Todos los procesos de la vida humana reflejar esto. Nacimiento, crecimiento, adolescencia, madurez, vejez y todos vienen con cambios significativos y perturbadores, incluso, pero también con oportunidades significativas y nuevas de crecimiento y desarrollo.
Es lo que es.
Al ignorar esto, no hago caso de las oportunidades de crecimiento que todos los cambios traen. Ignoro las oportunidades para las cosas buenas por venir a mi vida.
Voy a ser honesto, hay pocas personas que se resisten al cambio más que yo. En mi infancia, porque mi padre estaba en el ejército, el cambio de ubicación era constante. Asistí a la escuela secundaria, se graduó de hace dos años. Ese fue el más largo que jamás había estado en una escuela.

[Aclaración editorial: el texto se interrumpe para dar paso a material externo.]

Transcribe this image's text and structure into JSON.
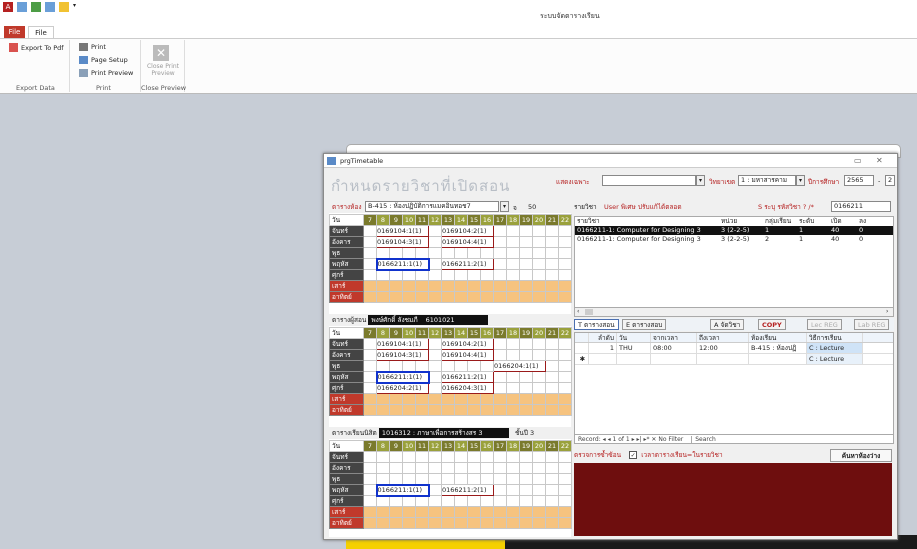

También voy a decir que no todos los cambios parecían ser buenos al principio. Pero los peores momentos de mi vida casi siempre llegaba, no de los cambios, pero desde mi resistencia - resistencia al cambio, resistiendo el trabajo, resistiendo el crecimiento personal, resistiendo estudio, resistiendo cualquier momento me traía, incluyendo las luces de tráfico.
Es lo que es. Y está bien si se trata de un año algo diferente, una semana o un minuto a partir de ahora. Pero, por ahora, es lo que es.
¿Qué tiene que ver todo esto que ver con estar en propósito? Simplemente esto: mediante la aceptación de lo que es, incluyendo mi infelicidad, puedo moverme hacia mis metas mucho más rápido de lo que puedo por quejarse. En este momento, no puedo pensar en dos o tres personas que realmente quieren ayudar y me siento frustrado porque no puedo. Pero tal vez, sólo tal vez, al aceptar lo que es, me puedo relajar lo suficiente para permitir una solución por venir. Esto se aplica a aceptarme como soy, también.
Esta noche yo estaba escuchando Mindsight, la nueva ciencia de la transformación personal de Daniel Siegel y habla sobre cómo tenemos que integrar nuestros diversos aspectos de la personalidad, en lugar de rechazar, disgusto, desprecio u ocultarlos. De esta manera llegamos a ser más sanos y más felices seres humanos. Llegamos a ser más honesto. Somos lo que somos. Tenemos que aceptarlo. Entonces podemos cambiar.
Entonces podemos Empezar y Seguir Adelante.